In 2009, Lockheed Martin announced that they had negotiated with Microsoft to purchase the intellectual property and including source code for Microsoft ESP which was the commercial-use version of Flight Simulator X SP2. In 2010 Lockheed announced that the new product based upon the ESP source code would be called Prepar3D. Lockheed has hired members of the original ACES Studios team to continue development of the product. Most Flight Simulator X addons as well as the default FSX aircraft work in Prepar3D without any adjustment since Prepar3D is kept backward compatible. The first version was released on 1 November 2010.

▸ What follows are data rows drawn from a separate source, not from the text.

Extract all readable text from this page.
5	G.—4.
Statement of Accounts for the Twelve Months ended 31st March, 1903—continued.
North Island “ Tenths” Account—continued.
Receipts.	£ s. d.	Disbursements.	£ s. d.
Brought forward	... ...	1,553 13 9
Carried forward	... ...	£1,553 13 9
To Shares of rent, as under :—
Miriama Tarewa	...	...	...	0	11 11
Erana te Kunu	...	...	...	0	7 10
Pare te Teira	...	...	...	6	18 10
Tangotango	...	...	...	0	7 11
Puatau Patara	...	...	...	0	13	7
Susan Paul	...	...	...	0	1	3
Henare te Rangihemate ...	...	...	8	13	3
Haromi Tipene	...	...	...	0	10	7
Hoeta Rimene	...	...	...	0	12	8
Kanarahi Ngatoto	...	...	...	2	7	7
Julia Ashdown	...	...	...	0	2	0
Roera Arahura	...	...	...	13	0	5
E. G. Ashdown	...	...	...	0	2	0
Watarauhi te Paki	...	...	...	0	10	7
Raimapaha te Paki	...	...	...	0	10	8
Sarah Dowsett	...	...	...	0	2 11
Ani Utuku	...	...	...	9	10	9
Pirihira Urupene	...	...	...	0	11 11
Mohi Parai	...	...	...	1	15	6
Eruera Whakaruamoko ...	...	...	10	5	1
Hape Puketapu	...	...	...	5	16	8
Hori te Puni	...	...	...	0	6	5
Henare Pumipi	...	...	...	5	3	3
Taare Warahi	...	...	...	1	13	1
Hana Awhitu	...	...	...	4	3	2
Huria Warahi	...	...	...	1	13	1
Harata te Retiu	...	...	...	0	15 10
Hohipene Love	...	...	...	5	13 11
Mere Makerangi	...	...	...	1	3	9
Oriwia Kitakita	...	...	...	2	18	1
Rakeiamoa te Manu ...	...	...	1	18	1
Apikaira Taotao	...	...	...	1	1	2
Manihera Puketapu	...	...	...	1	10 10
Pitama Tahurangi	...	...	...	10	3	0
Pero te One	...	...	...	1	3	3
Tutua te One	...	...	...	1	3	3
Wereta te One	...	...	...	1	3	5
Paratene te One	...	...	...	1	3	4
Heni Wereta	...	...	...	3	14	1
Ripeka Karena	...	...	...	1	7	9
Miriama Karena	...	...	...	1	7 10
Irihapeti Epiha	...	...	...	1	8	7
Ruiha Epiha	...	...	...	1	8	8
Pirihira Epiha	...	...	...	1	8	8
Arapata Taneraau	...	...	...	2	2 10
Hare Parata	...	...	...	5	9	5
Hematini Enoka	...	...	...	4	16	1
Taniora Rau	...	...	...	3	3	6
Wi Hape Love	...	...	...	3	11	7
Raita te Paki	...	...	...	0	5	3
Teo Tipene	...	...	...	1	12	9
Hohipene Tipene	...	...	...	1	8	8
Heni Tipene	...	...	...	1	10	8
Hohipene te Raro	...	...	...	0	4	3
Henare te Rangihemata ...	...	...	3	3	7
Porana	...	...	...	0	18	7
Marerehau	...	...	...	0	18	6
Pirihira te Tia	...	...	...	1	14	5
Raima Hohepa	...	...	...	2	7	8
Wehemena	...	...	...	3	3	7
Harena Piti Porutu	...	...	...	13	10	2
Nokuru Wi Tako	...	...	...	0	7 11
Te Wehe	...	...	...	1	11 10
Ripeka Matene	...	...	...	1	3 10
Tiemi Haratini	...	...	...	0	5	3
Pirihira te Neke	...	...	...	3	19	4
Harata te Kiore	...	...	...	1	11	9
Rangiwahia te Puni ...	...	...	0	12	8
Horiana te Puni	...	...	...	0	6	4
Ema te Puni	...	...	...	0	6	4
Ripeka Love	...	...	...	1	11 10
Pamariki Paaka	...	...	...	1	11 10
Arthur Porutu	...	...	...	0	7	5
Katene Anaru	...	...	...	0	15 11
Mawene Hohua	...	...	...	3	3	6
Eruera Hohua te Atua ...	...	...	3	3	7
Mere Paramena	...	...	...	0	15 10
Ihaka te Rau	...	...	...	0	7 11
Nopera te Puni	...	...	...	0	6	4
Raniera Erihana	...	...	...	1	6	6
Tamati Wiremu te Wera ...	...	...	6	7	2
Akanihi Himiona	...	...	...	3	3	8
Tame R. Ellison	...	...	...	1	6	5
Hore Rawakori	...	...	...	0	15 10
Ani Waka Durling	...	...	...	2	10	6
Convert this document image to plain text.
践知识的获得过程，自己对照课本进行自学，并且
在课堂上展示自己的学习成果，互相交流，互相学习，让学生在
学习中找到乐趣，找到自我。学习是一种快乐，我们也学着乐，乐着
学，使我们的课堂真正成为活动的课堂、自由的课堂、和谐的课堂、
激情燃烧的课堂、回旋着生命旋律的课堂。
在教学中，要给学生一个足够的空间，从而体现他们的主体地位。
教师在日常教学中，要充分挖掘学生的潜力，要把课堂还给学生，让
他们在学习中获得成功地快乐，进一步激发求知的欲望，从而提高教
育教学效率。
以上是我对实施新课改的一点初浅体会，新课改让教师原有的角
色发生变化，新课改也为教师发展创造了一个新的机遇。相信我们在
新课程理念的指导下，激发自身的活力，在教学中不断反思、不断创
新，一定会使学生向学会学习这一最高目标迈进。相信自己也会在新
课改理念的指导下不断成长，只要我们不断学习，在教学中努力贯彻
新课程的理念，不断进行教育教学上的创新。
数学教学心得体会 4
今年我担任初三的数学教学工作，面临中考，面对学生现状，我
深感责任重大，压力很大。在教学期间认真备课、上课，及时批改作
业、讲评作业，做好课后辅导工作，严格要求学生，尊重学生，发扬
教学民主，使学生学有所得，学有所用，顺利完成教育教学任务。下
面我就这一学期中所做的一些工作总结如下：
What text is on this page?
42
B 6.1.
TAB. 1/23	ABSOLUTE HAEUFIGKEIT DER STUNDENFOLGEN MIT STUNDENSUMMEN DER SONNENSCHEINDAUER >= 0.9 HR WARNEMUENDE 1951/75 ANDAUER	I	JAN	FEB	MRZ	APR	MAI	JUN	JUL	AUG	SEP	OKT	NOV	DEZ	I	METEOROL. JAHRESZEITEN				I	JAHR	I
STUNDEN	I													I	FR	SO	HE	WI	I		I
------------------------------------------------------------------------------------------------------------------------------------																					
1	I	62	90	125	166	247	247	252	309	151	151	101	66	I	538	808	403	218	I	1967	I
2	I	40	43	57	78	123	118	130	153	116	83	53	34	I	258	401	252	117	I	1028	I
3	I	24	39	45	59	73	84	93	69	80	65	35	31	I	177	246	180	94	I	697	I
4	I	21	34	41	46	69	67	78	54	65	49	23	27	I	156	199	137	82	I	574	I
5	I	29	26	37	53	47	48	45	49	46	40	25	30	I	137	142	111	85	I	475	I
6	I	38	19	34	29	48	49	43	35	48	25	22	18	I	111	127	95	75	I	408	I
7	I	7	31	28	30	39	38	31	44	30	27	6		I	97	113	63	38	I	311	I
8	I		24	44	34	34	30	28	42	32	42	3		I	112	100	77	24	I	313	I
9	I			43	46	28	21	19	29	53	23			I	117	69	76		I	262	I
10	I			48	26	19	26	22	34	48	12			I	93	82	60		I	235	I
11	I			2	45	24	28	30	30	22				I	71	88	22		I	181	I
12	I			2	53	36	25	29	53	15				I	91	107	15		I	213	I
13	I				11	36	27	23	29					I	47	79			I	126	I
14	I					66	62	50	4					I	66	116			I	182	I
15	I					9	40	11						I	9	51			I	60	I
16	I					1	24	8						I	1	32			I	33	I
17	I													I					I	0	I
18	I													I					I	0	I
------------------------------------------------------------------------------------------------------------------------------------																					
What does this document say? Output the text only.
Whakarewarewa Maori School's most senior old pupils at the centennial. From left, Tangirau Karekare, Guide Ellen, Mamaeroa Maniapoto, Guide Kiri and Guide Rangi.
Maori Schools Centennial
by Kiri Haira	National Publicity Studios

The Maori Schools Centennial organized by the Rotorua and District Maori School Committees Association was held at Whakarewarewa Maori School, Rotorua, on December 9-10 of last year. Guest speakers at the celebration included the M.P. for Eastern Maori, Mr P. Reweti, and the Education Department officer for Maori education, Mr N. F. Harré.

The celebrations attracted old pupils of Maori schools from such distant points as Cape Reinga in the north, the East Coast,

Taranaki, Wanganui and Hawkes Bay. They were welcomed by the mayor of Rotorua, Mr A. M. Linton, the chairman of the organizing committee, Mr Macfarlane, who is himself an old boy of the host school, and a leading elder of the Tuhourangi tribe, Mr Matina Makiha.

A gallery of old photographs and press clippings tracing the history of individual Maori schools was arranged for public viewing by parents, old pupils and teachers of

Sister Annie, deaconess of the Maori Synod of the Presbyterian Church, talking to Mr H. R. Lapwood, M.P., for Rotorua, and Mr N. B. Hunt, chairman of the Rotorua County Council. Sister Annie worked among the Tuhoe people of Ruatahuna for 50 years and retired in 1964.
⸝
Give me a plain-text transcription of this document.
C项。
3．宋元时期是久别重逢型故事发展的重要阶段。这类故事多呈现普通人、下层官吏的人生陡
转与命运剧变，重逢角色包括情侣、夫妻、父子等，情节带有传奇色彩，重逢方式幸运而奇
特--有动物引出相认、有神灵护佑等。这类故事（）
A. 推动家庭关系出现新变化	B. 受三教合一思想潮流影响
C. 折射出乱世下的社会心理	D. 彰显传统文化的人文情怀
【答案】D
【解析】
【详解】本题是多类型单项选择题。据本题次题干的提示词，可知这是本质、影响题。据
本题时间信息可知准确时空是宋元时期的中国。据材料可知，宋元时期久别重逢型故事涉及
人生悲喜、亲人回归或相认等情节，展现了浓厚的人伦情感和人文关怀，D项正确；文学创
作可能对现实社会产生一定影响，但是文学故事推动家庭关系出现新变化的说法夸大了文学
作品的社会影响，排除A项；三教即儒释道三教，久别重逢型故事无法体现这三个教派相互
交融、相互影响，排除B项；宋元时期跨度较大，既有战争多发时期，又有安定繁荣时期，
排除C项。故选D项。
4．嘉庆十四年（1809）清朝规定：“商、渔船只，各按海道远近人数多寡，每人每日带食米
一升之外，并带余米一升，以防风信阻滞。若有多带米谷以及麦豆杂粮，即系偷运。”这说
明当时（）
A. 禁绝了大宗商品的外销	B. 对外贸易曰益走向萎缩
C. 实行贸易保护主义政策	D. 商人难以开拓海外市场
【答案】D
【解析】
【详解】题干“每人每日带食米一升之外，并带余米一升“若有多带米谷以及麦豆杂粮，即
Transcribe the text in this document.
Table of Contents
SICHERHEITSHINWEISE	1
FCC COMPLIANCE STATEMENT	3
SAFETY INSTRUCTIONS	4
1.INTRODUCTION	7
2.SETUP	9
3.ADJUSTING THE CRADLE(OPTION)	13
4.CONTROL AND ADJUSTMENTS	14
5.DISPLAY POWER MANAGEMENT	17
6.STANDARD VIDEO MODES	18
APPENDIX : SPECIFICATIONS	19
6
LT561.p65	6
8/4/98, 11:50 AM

===Dovetail Games Flight Sim World===
In May 2017, Dovetail Games announced Flight Sim World, based on the codebase of Flight Simulator X, and released later that month. Only a year later, on April 23, 2018, Dovetail announced end of development of Flight Sim World and the end of sales effective May 15, 2018.

==Reception==
In 1989, Video Games & Computer Entertainment reported that Flight Simulator was "unquestionably the most popular computer game in the world, with nearly two million copies sold."